Espions, cadavres et invraisemblances : embourbés dans les intrigues secondaires
Le cœur du film tourne autour du meurtre de Ray King (J.K. Simmons), ancien chef du Trésor devenu détective privé, embarqué dans l’histoire tragique d’une famille salvadorienne venue chercher justice aux États-Unis. Sa dernière rencontre, dans un bar crasseux de Los Angeles avec l’énigmatique Anaïs (Daniella Pineda), laisse planer le doute : les motivations de King ne sont jamais vraiment éclaircies, et le scénario préfère laisser des zones d’ombre.
Entre alors en scène son héritière professionnelle, Marybeth Medina (Cynthia Addai-Robinson), d’abord désemparée face à ce dossier embrouillé, mais qui réalise rapidement que Christian Wolff reste la clé du mystère. Marybeth rechigne toujours à collaborer avec cet ancien criminel, mais le dernier message de King la pousse à faire équipe avec lui. Au fil de l’enquête, ils comprennent que King n’était qu’un pion dans un complot bien plus vaste, orchestré par des forces prêtes à tout pour rester dans l’ombre.

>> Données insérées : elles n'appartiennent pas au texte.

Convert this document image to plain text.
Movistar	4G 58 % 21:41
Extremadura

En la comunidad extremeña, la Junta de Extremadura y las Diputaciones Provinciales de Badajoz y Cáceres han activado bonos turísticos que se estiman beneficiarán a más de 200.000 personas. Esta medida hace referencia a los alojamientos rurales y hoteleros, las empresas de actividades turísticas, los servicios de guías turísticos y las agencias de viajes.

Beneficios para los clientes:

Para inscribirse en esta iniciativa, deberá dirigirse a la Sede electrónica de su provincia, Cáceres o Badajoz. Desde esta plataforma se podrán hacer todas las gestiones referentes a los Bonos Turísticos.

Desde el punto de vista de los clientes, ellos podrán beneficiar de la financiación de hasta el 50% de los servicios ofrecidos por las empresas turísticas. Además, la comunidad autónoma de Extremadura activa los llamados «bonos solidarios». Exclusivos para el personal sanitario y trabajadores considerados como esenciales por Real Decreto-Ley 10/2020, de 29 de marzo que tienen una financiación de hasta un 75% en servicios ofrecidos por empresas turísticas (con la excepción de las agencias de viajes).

Sentant que la tâche est trop lourde pour un homme seul, Christian sollicite l’aide de son frère Brax – c’est leur première vraie conversation depuis les événements du précédent film, et les vieilles blessures sont loin d’être refermées. Ensemble, ils se lancent dans la traque du meurtrier de King, s’aventurant dans les bas-fonds de Los Angeles, où la misère humaine nourrit le crime et où la vérité reste toujours hors de portée.

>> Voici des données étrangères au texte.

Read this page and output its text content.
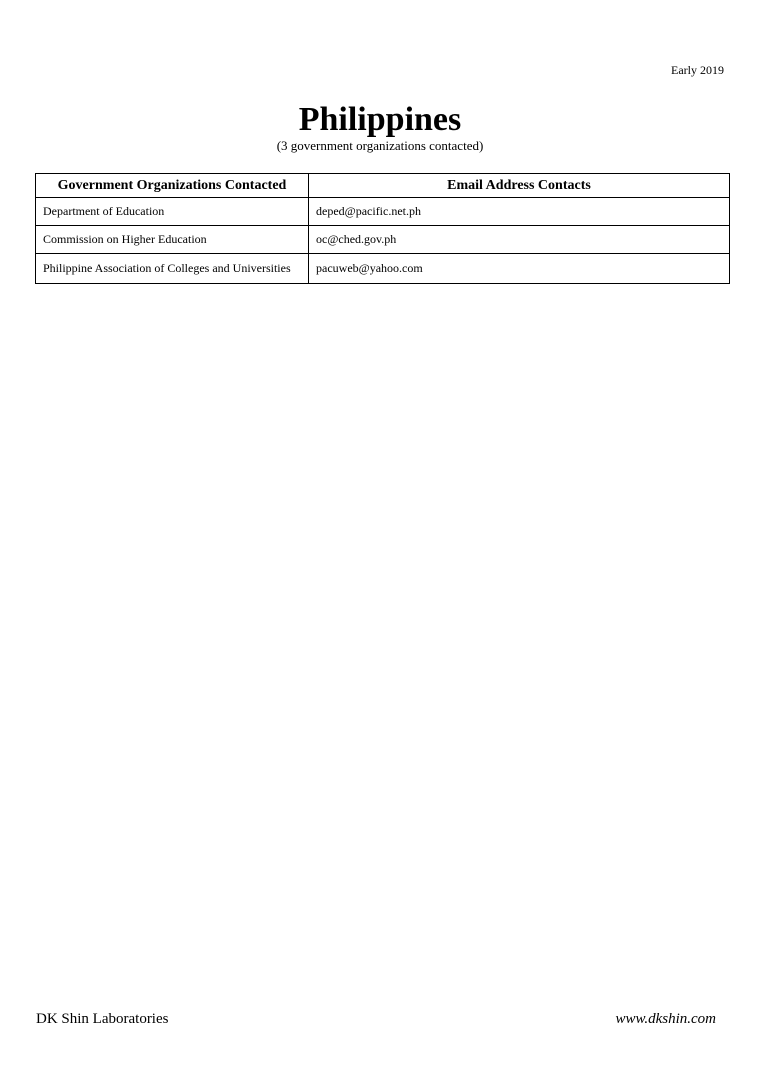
Early 2019
Philippines
(3 government organizations contacted)
Government Organizations Contacted	Email Address Contacts
Department of Education	deped@pacific.net.ph
Commission on Higher Education	oc@ched.gov.ph
Philippine Association of Colleges and Universities	pacuweb@yahoo.com
DK Shin Laboratories	www.dkshin.com
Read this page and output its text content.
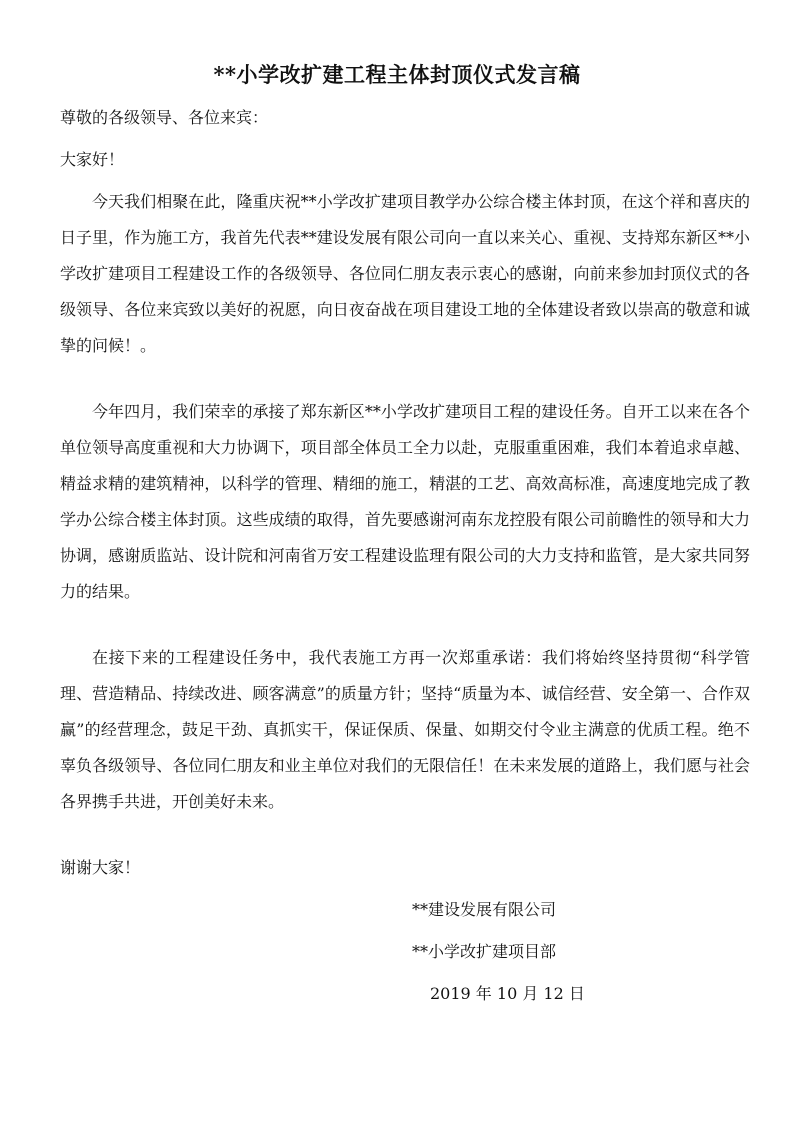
**小学改扩建工程主体封顶仪式发言稿
尊敬的各级领导、各位来宾：
大家好！

今天我们相聚在此，隆重庆祝**小学改扩建项目教学办公综合楼主体封顶，在这个祥和喜庆的日子里，作为施工方，我首先代表**建设发展有限公司向一直以来关心、重视、支持郑东新区**小学改扩建项目工程建设工作的各级领导、各位同仁朋友表示衷心的感谢，向前来参加封顶仪式的各级领导、各位来宾致以美好的祝愿，向日夜奋战在项目建设工地的全体建设者致以崇高的敬意和诚挚的问候！。

今年四月，我们荣幸的承接了郑东新区**小学改扩建项目工程的建设任务。自开工以来在各个单位领导高度重视和大力协调下，项目部全体员工全力以赴，克服重重困难，我们本着追求卓越、精益求精的建筑精神，以科学的管理、精细的施工，精湛的工艺、高效高标准，高速度地完成了教学办公综合楼主体封顶。这些成绩的取得，首先要感谢河南东龙控股有限公司前瞻性的领导和大力协调，感谢质监站、设计院和河南省万安工程建设监理有限公司的大力支持和监管，是大家共同努力的结果。

在接下来的工程建设任务中，我代表施工方再一次郑重承诺：我们将始终坚持贯彻“科学管理、营造精品、持续改进、顾客满意”的质量方针；坚持“质量为本、诚信经营、安全第一、合作双赢”的经营理念，鼓足干劲、真抓实干，保证保质、保量、如期交付令业主满意的优质工程。绝不辜负各级领导、各位同仁朋友和业主单位对我们的无限信任！在未来发展的道路上，我们愿与社会各界携手共进，开创美好未来。

谢谢大家！
**建设发展有限公司
**小学改扩建项目部
2019 年 10 月 12 日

Duos fraternels et blessures à vif : l’émotion au cœur du spectacle
La vérité, c’est que l’intrigue policière sert surtout de prétexte à la complicité savoureuse entre les deux protagonistes – et O’Connor l’a parfaitement compris. Affleck et Bernthal partagent un rythme qui permet, à chaque rebondissement, de glisser une scène de dialogue fraternel, une bière partagée ou une réflexion sur un toit. Leur tentative de surmonter près d’une décennie de rancune donne naissance aux moments les plus touchants et authentiques du film. Danse country dans un bar local, discussions à cœur ouvert ou installation de pièges pour les adversaires : chaque scène respire cette chimie entre les frères, derrière laquelle se cachent des blessures profondes. Le ton général est plus léger qu’auparavant, mais l’univers de The Accountant n’a rien perdu de sa dureté et de son réalisme.

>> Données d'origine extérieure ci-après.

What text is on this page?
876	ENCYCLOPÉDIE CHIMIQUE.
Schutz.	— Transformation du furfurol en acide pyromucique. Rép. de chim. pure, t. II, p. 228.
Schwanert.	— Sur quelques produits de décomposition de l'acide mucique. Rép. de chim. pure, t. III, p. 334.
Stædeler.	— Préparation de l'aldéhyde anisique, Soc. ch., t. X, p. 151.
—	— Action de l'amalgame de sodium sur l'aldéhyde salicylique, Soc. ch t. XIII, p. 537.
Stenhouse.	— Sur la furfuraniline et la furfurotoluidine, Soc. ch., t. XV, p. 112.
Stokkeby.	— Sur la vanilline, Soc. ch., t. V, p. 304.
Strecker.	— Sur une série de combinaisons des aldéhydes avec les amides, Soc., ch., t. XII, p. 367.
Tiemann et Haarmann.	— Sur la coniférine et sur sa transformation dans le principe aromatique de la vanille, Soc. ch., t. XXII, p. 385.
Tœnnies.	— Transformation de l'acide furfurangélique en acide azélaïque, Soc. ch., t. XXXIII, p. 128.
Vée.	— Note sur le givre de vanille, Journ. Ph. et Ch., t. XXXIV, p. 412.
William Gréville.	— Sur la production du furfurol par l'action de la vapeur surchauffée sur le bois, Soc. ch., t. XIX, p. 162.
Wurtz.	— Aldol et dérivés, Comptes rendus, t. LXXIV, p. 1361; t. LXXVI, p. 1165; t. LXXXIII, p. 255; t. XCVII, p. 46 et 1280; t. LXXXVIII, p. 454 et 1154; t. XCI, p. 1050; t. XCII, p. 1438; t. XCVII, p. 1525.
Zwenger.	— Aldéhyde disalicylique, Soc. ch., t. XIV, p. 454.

Ceux qui ont vu le premier film apprécieront l’évolution du personnage de Christian, rendant chaque rebondissement plus poignant. L’autisme de haut niveau reste traité de façon inégale – parfois trop caricatural –, mais Christian affirme ici encore davantage sa différence. Le film propose également une sous-intrigue pleine de tendresse et d’humour avec Justine (Alison Wright), l’amie autiste non verbale de Christian, et les élèves de la très sélective Harbor Neuroscience Academy – un croisement entre Batman et X-Men. Le héros s’efforce sincèrement d’améliorer ses rapports aux autres et s’expose à des situations qu’il aurait autrefois fui.
Des arcs absents, des mystères trop complexes
Malheureusement, Brax passe trop souvent au second plan : malgré tout le talent de Bernthal, son personnage manque parfois de profondeur. Cela tient aussi à un scénario qui, entre relations embrouillées, motivations obscures et circuits financiers complexes, se perd dans les méandres : les multiples ellipses temporelles et les retournements incessants alourdissent le milieu du film et compliquent la compréhension. Heureusement, la réalisation d’O’Connor reste rigoureuse, insufflant de l’humour jusque dans les scènes d’action, tandis que le montage, d’une précision quasi comptable, maintient le rythme. L’excès de violence pourra surprendre, mais les fans retrouveront l’énergie fraternelle qui faisait le sel du premier opus.
– Gergely Herpai « BadSector » –
The Accountant 2
Direction - 6.4
Acteurs - 7.2
Histoire - 6.1
Visuels/Musique/Sons/Action - 7.4
Ambiance - 6.8
6.8
CORREKT
Le véritable atout de The Accountant 2 réside dans la synergie entre Affleck et Bernthal, qui permet d’oublier les complications du scénario. Le film est plus élégant que son prédécesseur, mais se perd parfois dans les détails, surtout en reléguant Brax au second plan. En somme, un retour divertissant, certes imparfait, dans l’univers de l’assassin autiste.